What annoyed me about this film is that the main character constantly makes bad choices but doesn't seem to learn anything. Instead it's just an episodic look at a woman being exploited by men. That's certainly something that happens to many women, but Jolene tries to have it both ways--Chastain's character is presented as both smart and stupid.

What I also can't figure is that it's based on a story by E.L. Doctorow (it has nothing to do with Dolly Parton's song, at least not plot wise). Doctorow wrote almost exclusively about New York City, so it's hard to figure him writing about a Southern girl. I'd be interested in digging that story up and reading it to find out what happened.

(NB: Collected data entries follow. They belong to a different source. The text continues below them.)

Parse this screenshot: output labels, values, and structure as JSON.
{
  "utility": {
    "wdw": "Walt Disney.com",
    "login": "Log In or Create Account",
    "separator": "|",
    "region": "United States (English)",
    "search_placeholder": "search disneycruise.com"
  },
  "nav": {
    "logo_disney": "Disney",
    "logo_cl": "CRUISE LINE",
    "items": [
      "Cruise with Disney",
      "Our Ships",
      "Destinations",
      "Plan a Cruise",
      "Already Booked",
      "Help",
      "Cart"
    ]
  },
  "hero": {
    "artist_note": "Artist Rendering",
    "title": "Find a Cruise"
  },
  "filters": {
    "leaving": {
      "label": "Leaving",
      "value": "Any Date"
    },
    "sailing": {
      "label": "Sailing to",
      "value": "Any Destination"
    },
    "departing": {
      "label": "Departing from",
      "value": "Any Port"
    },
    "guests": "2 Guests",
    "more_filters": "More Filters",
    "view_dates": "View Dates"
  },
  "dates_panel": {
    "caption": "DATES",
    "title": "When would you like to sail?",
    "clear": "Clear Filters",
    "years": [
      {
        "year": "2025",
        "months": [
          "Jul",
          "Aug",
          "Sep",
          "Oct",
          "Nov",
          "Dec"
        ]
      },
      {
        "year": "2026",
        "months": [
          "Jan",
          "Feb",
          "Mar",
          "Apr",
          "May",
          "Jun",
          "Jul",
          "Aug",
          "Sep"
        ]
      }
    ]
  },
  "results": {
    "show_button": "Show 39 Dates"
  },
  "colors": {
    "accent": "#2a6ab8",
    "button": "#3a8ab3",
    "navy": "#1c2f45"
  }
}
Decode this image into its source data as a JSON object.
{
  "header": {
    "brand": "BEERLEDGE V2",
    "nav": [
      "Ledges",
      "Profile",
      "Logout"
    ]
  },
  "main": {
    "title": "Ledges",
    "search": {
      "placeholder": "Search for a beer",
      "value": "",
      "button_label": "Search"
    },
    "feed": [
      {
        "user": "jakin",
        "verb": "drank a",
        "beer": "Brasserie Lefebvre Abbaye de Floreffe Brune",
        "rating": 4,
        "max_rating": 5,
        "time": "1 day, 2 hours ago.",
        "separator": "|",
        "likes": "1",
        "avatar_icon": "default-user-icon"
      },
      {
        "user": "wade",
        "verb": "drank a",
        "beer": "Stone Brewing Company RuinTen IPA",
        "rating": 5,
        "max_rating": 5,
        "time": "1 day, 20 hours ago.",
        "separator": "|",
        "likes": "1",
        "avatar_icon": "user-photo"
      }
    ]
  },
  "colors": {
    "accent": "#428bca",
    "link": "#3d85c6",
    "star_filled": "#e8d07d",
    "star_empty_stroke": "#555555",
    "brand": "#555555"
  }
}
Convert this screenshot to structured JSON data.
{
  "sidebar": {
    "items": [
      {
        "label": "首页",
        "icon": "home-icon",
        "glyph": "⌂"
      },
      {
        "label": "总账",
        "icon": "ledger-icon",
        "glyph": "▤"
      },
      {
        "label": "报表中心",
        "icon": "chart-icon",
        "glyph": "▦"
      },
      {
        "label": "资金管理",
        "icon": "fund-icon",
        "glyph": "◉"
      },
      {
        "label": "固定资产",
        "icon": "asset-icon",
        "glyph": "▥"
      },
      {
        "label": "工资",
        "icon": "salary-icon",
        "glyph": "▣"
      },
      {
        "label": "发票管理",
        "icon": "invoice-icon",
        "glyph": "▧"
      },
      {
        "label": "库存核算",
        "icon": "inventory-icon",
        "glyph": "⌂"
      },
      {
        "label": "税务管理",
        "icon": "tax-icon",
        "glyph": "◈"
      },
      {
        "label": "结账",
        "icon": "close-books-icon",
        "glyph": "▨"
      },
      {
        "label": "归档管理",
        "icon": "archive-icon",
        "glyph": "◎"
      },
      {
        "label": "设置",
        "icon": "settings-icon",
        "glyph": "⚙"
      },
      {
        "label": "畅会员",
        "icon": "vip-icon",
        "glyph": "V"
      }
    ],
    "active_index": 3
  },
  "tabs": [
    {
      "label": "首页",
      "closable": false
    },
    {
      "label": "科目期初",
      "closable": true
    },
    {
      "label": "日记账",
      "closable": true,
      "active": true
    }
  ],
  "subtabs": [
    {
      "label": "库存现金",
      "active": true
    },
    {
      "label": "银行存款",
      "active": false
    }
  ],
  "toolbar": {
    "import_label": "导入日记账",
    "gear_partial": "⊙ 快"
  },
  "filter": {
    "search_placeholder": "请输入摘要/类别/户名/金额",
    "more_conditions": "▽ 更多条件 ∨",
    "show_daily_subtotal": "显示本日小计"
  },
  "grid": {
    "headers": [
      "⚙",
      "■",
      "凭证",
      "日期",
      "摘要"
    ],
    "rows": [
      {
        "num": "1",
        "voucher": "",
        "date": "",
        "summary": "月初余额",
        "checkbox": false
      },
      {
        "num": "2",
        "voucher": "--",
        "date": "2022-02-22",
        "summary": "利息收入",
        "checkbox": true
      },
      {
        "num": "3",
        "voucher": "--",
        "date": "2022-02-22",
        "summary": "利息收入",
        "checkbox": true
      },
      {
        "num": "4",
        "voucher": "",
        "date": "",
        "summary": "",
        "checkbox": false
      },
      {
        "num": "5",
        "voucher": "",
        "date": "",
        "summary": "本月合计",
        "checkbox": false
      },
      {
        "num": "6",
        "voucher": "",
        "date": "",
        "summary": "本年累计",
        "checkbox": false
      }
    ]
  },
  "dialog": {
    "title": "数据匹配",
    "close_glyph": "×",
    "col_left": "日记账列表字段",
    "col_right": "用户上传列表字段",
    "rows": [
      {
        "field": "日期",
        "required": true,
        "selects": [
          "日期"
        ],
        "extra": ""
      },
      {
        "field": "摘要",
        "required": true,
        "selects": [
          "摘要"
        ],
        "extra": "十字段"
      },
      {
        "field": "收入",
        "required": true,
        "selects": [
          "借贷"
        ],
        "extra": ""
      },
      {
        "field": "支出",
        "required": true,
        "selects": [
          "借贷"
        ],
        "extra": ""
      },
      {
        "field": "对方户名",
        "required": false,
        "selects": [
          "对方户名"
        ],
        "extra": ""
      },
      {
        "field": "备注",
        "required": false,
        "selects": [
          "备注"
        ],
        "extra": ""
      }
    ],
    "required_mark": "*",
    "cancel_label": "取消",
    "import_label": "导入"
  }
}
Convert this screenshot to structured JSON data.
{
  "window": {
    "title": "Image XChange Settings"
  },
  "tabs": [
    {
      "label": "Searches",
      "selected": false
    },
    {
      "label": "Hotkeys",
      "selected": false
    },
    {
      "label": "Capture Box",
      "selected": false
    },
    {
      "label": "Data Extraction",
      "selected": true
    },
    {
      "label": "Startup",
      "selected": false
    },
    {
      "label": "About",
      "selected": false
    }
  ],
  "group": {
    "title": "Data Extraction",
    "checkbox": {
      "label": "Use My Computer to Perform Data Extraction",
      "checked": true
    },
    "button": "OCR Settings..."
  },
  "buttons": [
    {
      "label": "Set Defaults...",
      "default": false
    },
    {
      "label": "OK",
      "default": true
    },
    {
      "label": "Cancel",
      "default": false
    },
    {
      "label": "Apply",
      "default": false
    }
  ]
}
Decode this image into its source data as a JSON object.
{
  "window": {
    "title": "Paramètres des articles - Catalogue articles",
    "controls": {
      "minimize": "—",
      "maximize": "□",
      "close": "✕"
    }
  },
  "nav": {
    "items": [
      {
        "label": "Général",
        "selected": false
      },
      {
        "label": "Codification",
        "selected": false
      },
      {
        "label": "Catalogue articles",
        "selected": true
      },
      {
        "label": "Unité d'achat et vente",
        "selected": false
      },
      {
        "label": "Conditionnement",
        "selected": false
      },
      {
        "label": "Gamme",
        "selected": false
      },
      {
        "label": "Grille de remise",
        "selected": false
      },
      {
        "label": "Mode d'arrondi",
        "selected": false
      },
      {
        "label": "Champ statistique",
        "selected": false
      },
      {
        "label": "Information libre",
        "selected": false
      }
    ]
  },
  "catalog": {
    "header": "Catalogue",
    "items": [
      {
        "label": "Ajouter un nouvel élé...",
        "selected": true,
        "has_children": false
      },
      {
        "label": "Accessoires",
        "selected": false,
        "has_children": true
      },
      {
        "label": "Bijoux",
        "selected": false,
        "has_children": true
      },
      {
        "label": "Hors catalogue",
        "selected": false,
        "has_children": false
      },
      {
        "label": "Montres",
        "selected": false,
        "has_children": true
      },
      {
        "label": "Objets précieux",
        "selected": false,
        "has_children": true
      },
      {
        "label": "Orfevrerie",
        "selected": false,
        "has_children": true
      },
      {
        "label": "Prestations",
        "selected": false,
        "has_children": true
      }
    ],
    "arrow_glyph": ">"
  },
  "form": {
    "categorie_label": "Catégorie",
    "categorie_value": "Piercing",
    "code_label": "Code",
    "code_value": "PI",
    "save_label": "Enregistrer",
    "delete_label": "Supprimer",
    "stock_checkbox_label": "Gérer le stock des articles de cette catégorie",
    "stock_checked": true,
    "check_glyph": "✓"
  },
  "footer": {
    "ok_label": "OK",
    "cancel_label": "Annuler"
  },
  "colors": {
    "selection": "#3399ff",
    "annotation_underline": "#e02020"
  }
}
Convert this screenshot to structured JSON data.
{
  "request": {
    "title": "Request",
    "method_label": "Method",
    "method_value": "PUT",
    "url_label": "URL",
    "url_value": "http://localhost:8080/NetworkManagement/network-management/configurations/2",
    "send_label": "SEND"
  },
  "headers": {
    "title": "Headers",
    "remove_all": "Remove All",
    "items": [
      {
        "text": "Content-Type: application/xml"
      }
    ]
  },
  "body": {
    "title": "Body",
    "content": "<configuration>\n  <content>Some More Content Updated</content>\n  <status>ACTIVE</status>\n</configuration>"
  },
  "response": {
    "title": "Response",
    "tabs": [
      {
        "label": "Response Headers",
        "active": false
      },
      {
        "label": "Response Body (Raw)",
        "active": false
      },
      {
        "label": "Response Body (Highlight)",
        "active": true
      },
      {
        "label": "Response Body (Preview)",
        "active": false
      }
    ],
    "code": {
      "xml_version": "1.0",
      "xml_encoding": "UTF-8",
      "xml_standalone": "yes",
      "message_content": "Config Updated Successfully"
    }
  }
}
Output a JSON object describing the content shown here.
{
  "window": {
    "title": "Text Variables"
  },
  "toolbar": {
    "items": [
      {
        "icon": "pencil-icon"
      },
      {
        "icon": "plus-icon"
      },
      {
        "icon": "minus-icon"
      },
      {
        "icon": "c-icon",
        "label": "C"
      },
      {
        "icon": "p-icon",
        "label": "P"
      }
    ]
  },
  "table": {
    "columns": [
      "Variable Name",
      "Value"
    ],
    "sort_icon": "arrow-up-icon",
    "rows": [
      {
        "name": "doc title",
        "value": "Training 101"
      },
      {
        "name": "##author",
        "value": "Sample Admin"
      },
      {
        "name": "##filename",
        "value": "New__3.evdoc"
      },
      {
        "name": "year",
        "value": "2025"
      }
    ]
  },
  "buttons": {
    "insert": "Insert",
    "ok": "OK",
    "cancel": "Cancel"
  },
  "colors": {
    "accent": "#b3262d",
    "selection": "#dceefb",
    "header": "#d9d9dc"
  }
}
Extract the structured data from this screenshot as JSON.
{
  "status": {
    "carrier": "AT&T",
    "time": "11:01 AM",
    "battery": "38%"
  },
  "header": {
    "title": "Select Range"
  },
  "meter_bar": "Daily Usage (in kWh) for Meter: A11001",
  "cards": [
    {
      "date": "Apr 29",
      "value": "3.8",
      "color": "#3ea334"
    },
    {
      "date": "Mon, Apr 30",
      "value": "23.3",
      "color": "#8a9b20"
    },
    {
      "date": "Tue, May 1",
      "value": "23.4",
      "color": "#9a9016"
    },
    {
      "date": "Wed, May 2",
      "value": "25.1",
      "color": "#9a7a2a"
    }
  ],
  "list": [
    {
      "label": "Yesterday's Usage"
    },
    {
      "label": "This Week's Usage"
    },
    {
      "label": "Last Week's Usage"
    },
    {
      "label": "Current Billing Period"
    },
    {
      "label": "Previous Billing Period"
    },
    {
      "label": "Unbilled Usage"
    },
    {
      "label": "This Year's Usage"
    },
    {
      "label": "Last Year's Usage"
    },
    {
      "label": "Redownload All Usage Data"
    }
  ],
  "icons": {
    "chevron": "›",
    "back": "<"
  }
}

We begin with Chastain at 15, marrying an amiable doofus just so she can out of foster care, where she is always being molested. Eventually she enters an affair with her husband's uncle, and that goes badly when the aunt finds out. She is sent to a juvenile detention center, where she catches the eye of an attendant (Francis Fisher), who helps her escape, but Chastain double-crosses her would-be lover and ends up in Phoenix, where she is a car-hop.

She ends up marrying a tattoo artist (Rupert Friendly), but he lets her down by selling drugs. So she's on the movie again, to Las Vegas, and becomes a stripper. She moves in with a fabulously wealthy professional gambler (Chazz Palmintieri). But he gets iced (we don't know why, other than that he stubbornly refuses new ideas).

The final act is the worst, and I could barely get through it. She moves to Tulsa and becomes a receptionist. She again catches the eye of a rich man, Michael Vartan, who wants to marry her despite knowing nothing of her past. He's a kook, and this is where the film goes completely off the rails. She marries him, despite there being absolutely no reason for her to do so, as she is unimpressed with his money. She has a baby, and she tells us in voice over narration that the baby makes her happy for the first time. This notion that a woman needs a child to be fulfilled is the opposite of feminist, and makes the character far weaker than she has shown us.

The film ends with her in Hollywood, wondering if she might be a movie star. So she hasn't learned anything, really, as certainly the film industry isn't going to be a place for her to meet men who don't want to exploit her.

Ireland lucks out by finding Chastain, which gives the film an unearned boost. She certainly tries to make Jolene a worthy character, but it's just not in the script.